Best annuity payout 5 years

Guess I wasn't clear, he wants the money to complement his retirement in 5 years, hence, the lack of concern about a surrender period and possibly using an income rider.

He will pass suitability, otherwise, I wouldn't have brought this up.

Anyway, I believe we've settled on something, so yall can go back to whatever you were doing, thank you for the responses.
I'm sure you figured it out, but a 5 year deferral for a 65yo on single income is going to land with American Equity and #1 and Corebridge #2 (guaranteed, no stacking/interest credits necessary).
 
(Caveat, NOT an agent.)

As an aside:

Because of negative comments I have received from very experienced forum members about F&G, Am Eq, and Nationwide, if that was my money, I think I would be asking about splitting the amount between Athene and Corebridge products.
 
(Caveat, NOT an agent.)

As an aside:

Because of negative comments I have received from very experienced forum members about F&G, Am Eq, and Nationwide, if that was my money, I think I would be asking about splitting the amount between Athene and Corebridge products.
What negative comments? Just curious.
 
For people just popping in and out reading this thread:

Caveat, I am not an agent. Newby knows this, but some readers may not.

Unless something has changed married couples should not consider nationwide if they are going to take an income stream at some point. They have to choose at the time of purchasing the annuity, whether it will be a joint or single on the income stream. So if your wife died two years in, and you had not turned on the income stream yet when you did it later, it would still be based on the joint payout.
Most of their competitors do not do it that way, and you choose it at the time of turning on the income stream. that's the only way I would ever consider doing it.

Again, thank you for pointing that out. This is a point I learned to look for when looking at brochures from carriers like NAC, Athene, American Equity, American National, and Nationwide. I don't remember who did what any more, but I did consider that at the time.

I don't think that point is nearly as important to me as it is to you, because of both life circumstances and financial resources.

Sometime back, in a thread where you were trying to give someone some useful advice, you mentioned 1 annuity that amounts to more than my entire financial resources for a 30-35 year end of life scenario. You can make multiple purchases and spread risk. I am quite frightened over this because I have one amount and one chance to make a wise decision. I screw it up and my family will suffer for the next 40 years as a result.

As far as joint life is concerned, If I write down two goals - transfer of wealth and lifetime income - and describe my situation to an agent, I can't imagine any experienced and responsible agent -- if they could even be maneuvered into offering an opinion -- saying anything other than joint life payouts are the best option for me.

There are two other obscure little points that have emerged for me in evaluating annuities, I am going to put each of them in a separate post below.
 
Caveat, not an agent.

The first one is doubled LPA's for health events. NAC, Athene, and Am Eq all talk those up.

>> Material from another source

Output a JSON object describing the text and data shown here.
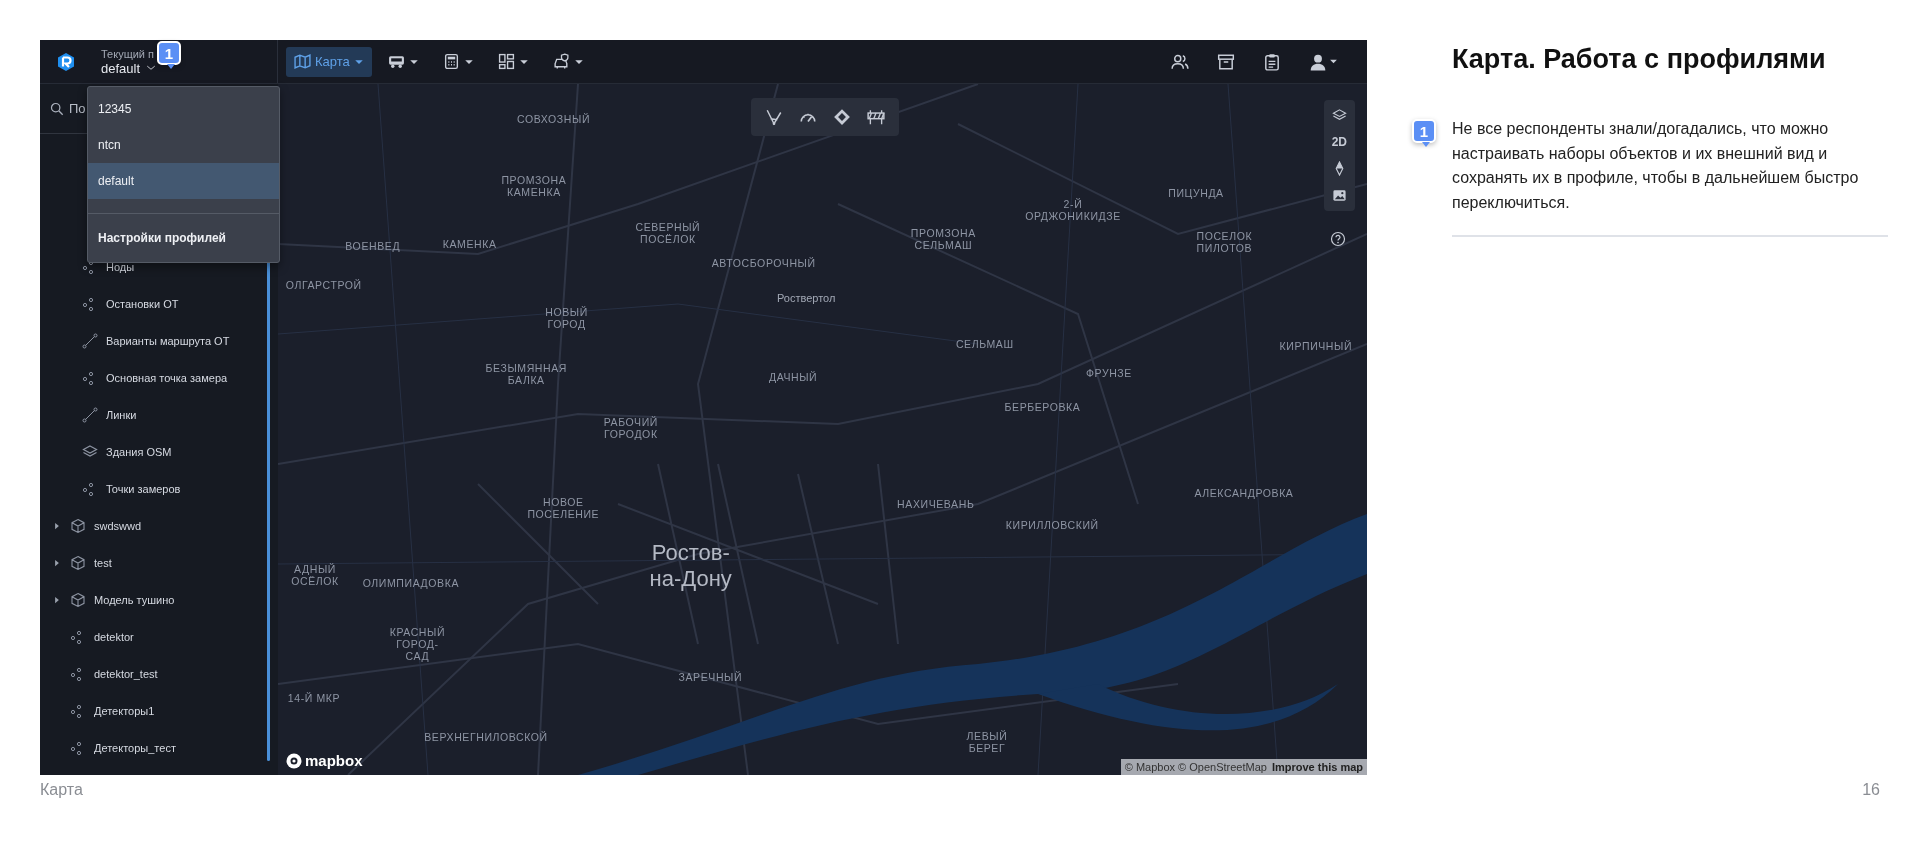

You meet certain criteria and get confined, you can get double LPA's for up to five years. I get all excited and figure-so if one of us has a health issue that puts us in confinement treatment, we can get some double payments.

Not so fast buster, lots of restrictions.

First, that's a max of 5 years per policy, not 5 years per annuitant.

You can not be confined at time of contract purchase.

Most carriers offering this enforce a waiting period of either 1 or 2 years of contract ownership before a double LPA can be collected.

And NOW, the little secret not mentioned in the same paragraph that tells you how wonderful this rider contract feature is: You may not have the double LPA feature after the accumulation value goes to zero. When I uncovered that little secret, I simply had to start over comparing annuities, we would never, ever, in a normal course of events get to use that option.

An illustration I just referred back to shows the accumulation value going to zero in 5 years using guaranteed numbers, going to zero in 9 years using backtested estimates for my index choices. Basically, when technical factors are considered, there is no possibility of a doubled LPA using the guaranteed numbers and maybe only 2-3 years in the backtested numbers where a doubled LPA might be possible.